O imposto de renda, conforme o artigo 43 do Código Tributário Nacional, está ligado ao acréscimo patrimonial disponível. No entanto, na doação de bens, mesmo que os imóveis doados possam se valorizar, não resulta em tal acréscimo para o doador ou para o espólio. Isso ocorre porque os bens são retirados do patrimônio do doador sem qualquer compensação financeira, resultando em uma redução do patrimônio.

Além disso, a doação não se alinha nos conceitos de renda, lucro ou ganho de capital, uma vez que ocorre de forma gratuita, sem incremento do patrimônio do doador, o que a exclui da incidência do Imposto de Renda.

Impor o IR sobre doações compromete a capacidade contributiva prevista na Constituição (artigo 145, § 1º), pois a doação representa uma mitigação patrimonial e não um sinal de riqueza. É desarrazoado requerer que o doador, após transferir o bem e reduzir seu patrimônio, pague imposto de renda sobre a valorização que o bem doado teria tido antes da transferência.

Nesse contexto, o ministro Dias Toffoli destaca em seu voto no julgamento do RE 1.425.609, que a doação gera acréscimo patrimonial apenas para o donatário, responsável pelo pagamento do ITCMD, não do Imposto de Renda, conforme a distribuição constitucional de competências e o ITCMD abrange o próprio valor de mercado do bem doado, incluindo evidentemente o ganho de capital.

Diante disso tudo, parece claro que a aplicação do IR sobre esse ganho, conforme o artigo 23, § 1º, da Lei 9.532/97, resultaria em bitributação, pois o ITCMD já cobre a mesma base de cálculo. Essa duplicidade tributária violaria a CF/88, que considera o ITCMD o único imposto aplicável às transmissões e em doações, sendo competência dos estados instituí-lo. Dessa maneira, a incidência do IR na situação é inconstitucional.

Nessa toada, Torres2 afirma que, ao receber herança ou doação, o contribuinte deve pagar apenas o ITCMD e não o IR, pois o ITCMD é de competência exclusiva do Estado, o que impede a cobrança por outros entes, evitando a bitributação.

O IR deve incidir apenas na venda do bem, sobre a diferença entre o valor de aquisição e o de venda, refletindo o acréscimo patrimonial. Por fim, argumenta que a exigência de IR sobre ganhos de capital do falecido, do doador ou do cônjuge configura um imposto disfarçado sobre transmissões causa mortis ou doações.

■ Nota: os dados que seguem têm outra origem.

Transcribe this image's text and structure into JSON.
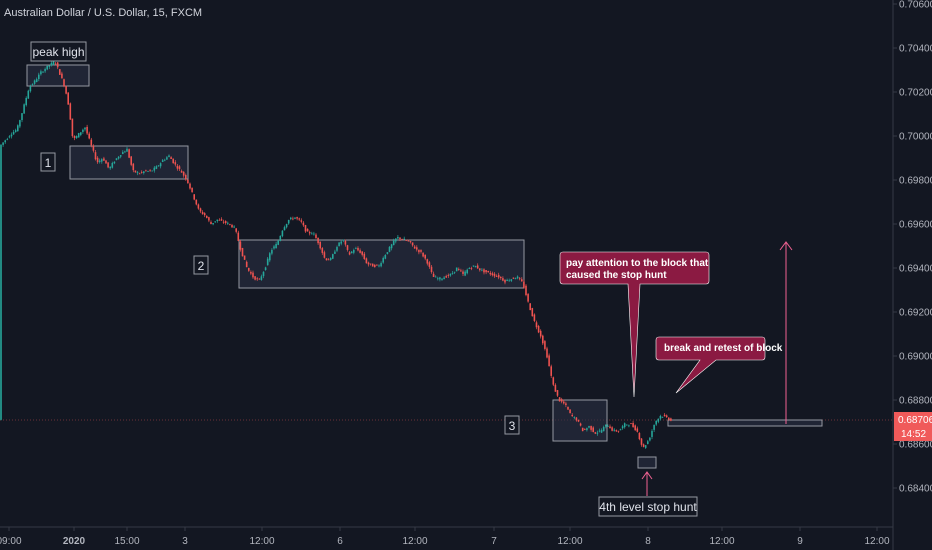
{
  "header": {
    "title": "Australian Dollar / U.S. Dollar, 15, FXCM"
  },
  "colors": {
    "background": "#131722",
    "bull": "#26a69a",
    "bear": "#ef5350",
    "box_stroke": "#9598a1",
    "box_fill": "#2a2e42",
    "callout": "#8b1a42",
    "price_tag": "#f05a5a",
    "axis_text": "#b2b5be"
  },
  "chart_data": {
    "type": "candlestick",
    "title": "Australian Dollar / U.S. Dollar, 15, FXCM",
    "ylim": [
      0.6824,
      0.7062
    ],
    "y_ticks": [
      "0.70600",
      "0.70400",
      "0.70200",
      "0.70000",
      "0.69800",
      "0.69600",
      "0.69400",
      "0.69200",
      "0.69000",
      "0.68800",
      "0.68600",
      "0.68400"
    ],
    "x_ticks": [
      "09:00",
      "2020",
      "15:00",
      "3",
      "12:00",
      "6",
      "12:00",
      "7",
      "12:00",
      "8",
      "12:00",
      "9",
      "12:00"
    ],
    "current_price": "0.68706",
    "countdown": "14:52",
    "price_path": [
      [
        0,
        0.6995
      ],
      [
        6,
        0.6998
      ],
      [
        12,
        0.7001
      ],
      [
        18,
        0.7003
      ],
      [
        24,
        0.7012
      ],
      [
        30,
        0.7022
      ],
      [
        36,
        0.7025
      ],
      [
        42,
        0.7029
      ],
      [
        50,
        0.7032
      ],
      [
        56,
        0.7034
      ],
      [
        62,
        0.7027
      ],
      [
        66,
        0.7022
      ],
      [
        70,
        0.7013
      ],
      [
        74,
        0.6998
      ],
      [
        80,
        0.7001
      ],
      [
        86,
        0.7004
      ],
      [
        92,
        0.6996
      ],
      [
        98,
        0.6988
      ],
      [
        104,
        0.699
      ],
      [
        110,
        0.6985
      ],
      [
        116,
        0.6989
      ],
      [
        122,
        0.6992
      ],
      [
        128,
        0.6994
      ],
      [
        134,
        0.6984
      ],
      [
        140,
        0.6983
      ],
      [
        146,
        0.6984
      ],
      [
        152,
        0.6984
      ],
      [
        158,
        0.6986
      ],
      [
        164,
        0.6989
      ],
      [
        170,
        0.6991
      ],
      [
        176,
        0.6987
      ],
      [
        182,
        0.6984
      ],
      [
        188,
        0.698
      ],
      [
        194,
        0.6973
      ],
      [
        200,
        0.6966
      ],
      [
        206,
        0.6964
      ],
      [
        212,
        0.696
      ],
      [
        218,
        0.6962
      ],
      [
        224,
        0.6961
      ],
      [
        230,
        0.696
      ],
      [
        236,
        0.6958
      ],
      [
        242,
        0.6948
      ],
      [
        248,
        0.694
      ],
      [
        254,
        0.6936
      ],
      [
        260,
        0.6934
      ],
      [
        266,
        0.694
      ],
      [
        272,
        0.6948
      ],
      [
        278,
        0.6951
      ],
      [
        284,
        0.6958
      ],
      [
        290,
        0.6962
      ],
      [
        296,
        0.6963
      ],
      [
        302,
        0.6961
      ],
      [
        308,
        0.6956
      ],
      [
        314,
        0.6956
      ],
      [
        320,
        0.6951
      ],
      [
        326,
        0.6944
      ],
      [
        332,
        0.6944
      ],
      [
        338,
        0.695
      ],
      [
        344,
        0.6953
      ],
      [
        350,
        0.6946
      ],
      [
        356,
        0.6949
      ],
      [
        362,
        0.6947
      ],
      [
        368,
        0.6942
      ],
      [
        374,
        0.6941
      ],
      [
        380,
        0.6941
      ],
      [
        386,
        0.6946
      ],
      [
        392,
        0.695
      ],
      [
        398,
        0.6954
      ],
      [
        404,
        0.6953
      ],
      [
        410,
        0.6952
      ],
      [
        416,
        0.6949
      ],
      [
        422,
        0.6947
      ],
      [
        428,
        0.6943
      ],
      [
        434,
        0.6936
      ],
      [
        440,
        0.6935
      ],
      [
        446,
        0.6936
      ],
      [
        452,
        0.6937
      ],
      [
        458,
        0.694
      ],
      [
        464,
        0.6937
      ],
      [
        470,
        0.694
      ],
      [
        476,
        0.6941
      ],
      [
        482,
        0.6939
      ],
      [
        488,
        0.6938
      ],
      [
        494,
        0.6937
      ],
      [
        500,
        0.6936
      ],
      [
        506,
        0.6934
      ],
      [
        512,
        0.6935
      ],
      [
        518,
        0.6936
      ],
      [
        524,
        0.6933
      ],
      [
        530,
        0.6923
      ],
      [
        536,
        0.6915
      ],
      [
        542,
        0.6909
      ],
      [
        548,
        0.69
      ],
      [
        554,
        0.6887
      ],
      [
        560,
        0.688
      ],
      [
        566,
        0.6878
      ],
      [
        572,
        0.6873
      ],
      [
        578,
        0.6871
      ],
      [
        584,
        0.6866
      ],
      [
        590,
        0.6868
      ],
      [
        596,
        0.6865
      ],
      [
        602,
        0.6866
      ],
      [
        608,
        0.6869
      ],
      [
        614,
        0.6866
      ],
      [
        620,
        0.6866
      ],
      [
        626,
        0.6869
      ],
      [
        632,
        0.6869
      ],
      [
        638,
        0.6866
      ],
      [
        644,
        0.6858
      ],
      [
        650,
        0.6862
      ],
      [
        656,
        0.687
      ],
      [
        662,
        0.6873
      ],
      [
        668,
        0.6872
      ],
      [
        672,
        0.6871
      ]
    ]
  },
  "annotations": {
    "peak_high": "peak high",
    "label_1": "1",
    "label_2": "2",
    "label_3": "3",
    "stop_hunt": "4th level stop hunt",
    "callout_block_line1": "pay attention to the block that",
    "callout_block_line2": "caused the stop hunt",
    "callout_retest": "break and retest of block"
  }
}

À luz da relevância da questão, é essencial que o STF uniformize sua orientação, mantendo o entendimento da 1ª Turma. Isso pois, a cobrança do IR sobre o ganho de capital em doações ou transmissões causa mortis configura bitributação vedada pela Constituição, uma vez que o ITCMD já incide sobre o valor dos bens transmitidos. O IR deve incidir apenas sobre acréscimos patrimoniais, o que não ocorre nessas transferências, pois o doador ou espólio sofrem redução patrimonial.


1 SCHOUERI, Luís Eduardo. A cobrança de Imposto de Renda em transferências de bens e heranças e seus desdobramentos. Jornal da USP, São Paulo, 19 jun. 2024. Disponível em: < https://jornal.usp.br/radio- usp/a-cobranca-de-imposto-de-renda-em-transferencias-de-bens-e-herancas-e-seus-desdobramentos/>. Acesso em: 4 out. 2024.

2 TORRES, Ricardo Lobo. A incidência do Imposto de Renda na Transferência do Direito de Propriedade. Revista Dialética de Direito Tributário no 32, p.78/83.